Wisconsin’s campaign finance laws were overdue for change after a series of court decisions over the past year. In recent months, the courts have allowed coordination between campaigns and issue groups and allowed individuals to give unlimited amounts of money to political parties. We still question whether those decisions are in the best interest of the public. But state and federal judges have, effectively, rewritten Wisconsin law, and so the law itself should be brought up to date. But legislators and citizens who hold them accountable should take a close look at what Assembly Bill 387 would do. The tinkering will mean even more money in state politics, and the vast majority of it will be given in secret with no public disclosure. In the long run, that erodes trust in government. The campaign finance bill would double the amount that donors can give to candidates. For statewide office, contributors now would be able to give $20,000, and that amount would be adjusted for inflation every five years.
In deference to a decision by federal Judge Rudolph Randa last year, the bill also would let donors elude existing limits by allowing them to give as much as they want to political parties and campaign committees controlled by legislative leaders. The parties could then, in turn, make unlimited contributions to candidates.
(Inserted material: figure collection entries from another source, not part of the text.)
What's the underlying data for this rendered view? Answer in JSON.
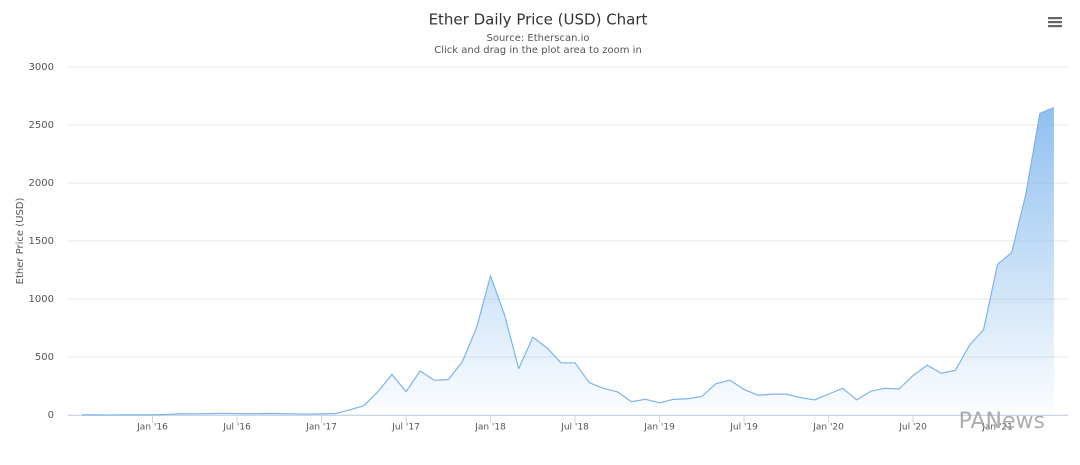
{
  "chart_data": {
    "type": "area",
    "title": "Ether Daily Price (USD) Chart",
    "subtitle": [
      "Source: Etherscan.io",
      "Click and drag in the plot area to zoom in"
    ],
    "y_label": "Ether Price (USD)",
    "color": "#7cb5ec",
    "grid": true,
    "x": [
      "2015-08",
      "2015-09",
      "2015-10",
      "2015-11",
      "2015-12",
      "2016-01",
      "2016-02",
      "2016-03",
      "2016-04",
      "2016-05",
      "2016-06",
      "2016-07",
      "2016-08",
      "2016-09",
      "2016-10",
      "2016-11",
      "2016-12",
      "2017-01",
      "2017-02",
      "2017-03",
      "2017-04",
      "2017-05",
      "2017-06",
      "2017-07",
      "2017-08",
      "2017-09",
      "2017-10",
      "2017-11",
      "2017-12",
      "2018-01",
      "2018-02",
      "2018-03",
      "2018-04",
      "2018-05",
      "2018-06",
      "2018-07",
      "2018-08",
      "2018-09",
      "2018-10",
      "2018-11",
      "2018-12",
      "2019-01",
      "2019-02",
      "2019-03",
      "2019-04",
      "2019-05",
      "2019-06",
      "2019-07",
      "2019-08",
      "2019-09",
      "2019-10",
      "2019-11",
      "2019-12",
      "2020-01",
      "2020-02",
      "2020-03",
      "2020-04",
      "2020-05",
      "2020-06",
      "2020-07",
      "2020-08",
      "2020-09",
      "2020-10",
      "2020-11",
      "2020-12",
      "2021-01",
      "2021-02",
      "2021-03",
      "2021-04",
      "2021-05"
    ],
    "values": [
      1,
      1,
      0.6,
      0.9,
      0.9,
      1,
      5,
      11,
      9,
      12,
      14,
      12,
      11,
      13,
      12,
      9,
      8,
      10,
      13,
      45,
      80,
      200,
      350,
      200,
      380,
      300,
      305,
      460,
      750,
      1200,
      860,
      400,
      670,
      580,
      450,
      450,
      280,
      230,
      200,
      115,
      135,
      105,
      135,
      140,
      160,
      270,
      300,
      220,
      170,
      180,
      180,
      150,
      130,
      180,
      230,
      130,
      205,
      230,
      225,
      340,
      430,
      360,
      385,
      600,
      735,
      1300,
      1400,
      1900,
      2600,
      2650
    ],
    "xlim": [
      "2015-07",
      "2021-06"
    ],
    "xticks": [
      {
        "value": "2016-01",
        "label": "Jan '16"
      },
      {
        "value": "2016-07",
        "label": "Jul '16"
      },
      {
        "value": "2017-01",
        "label": "Jan '17"
      },
      {
        "value": "2017-07",
        "label": "Jul '17"
      },
      {
        "value": "2018-01",
        "label": "Jan '18"
      },
      {
        "value": "2018-07",
        "label": "Jul '18"
      },
      {
        "value": "2019-01",
        "label": "Jan '19"
      },
      {
        "value": "2019-07",
        "label": "Jul '19"
      },
      {
        "value": "2020-01",
        "label": "Jan '20"
      },
      {
        "value": "2020-07",
        "label": "Jul '20"
      },
      {
        "value": "2021-01",
        "label": "Jan '21"
      }
    ],
    "ylim": [
      0,
      3000
    ],
    "yticks": [
      0,
      500,
      1000,
      1500,
      2000,
      2500,
      3000
    ]
  },
  "watermark": "PANews"
}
The bill revamps state law in other ways to conform with court decisions. The state Supreme Court ruled earlier this year, for example, that issue groups and candidates can work together as long as those groups don’t tell citizens explicitly how to vote. The legislation allows such coordination. To most of us, those advertisements look a lot like campaign ads but no disclosure is required if the ads don’t use phrases such as “vote for” or “vote against.”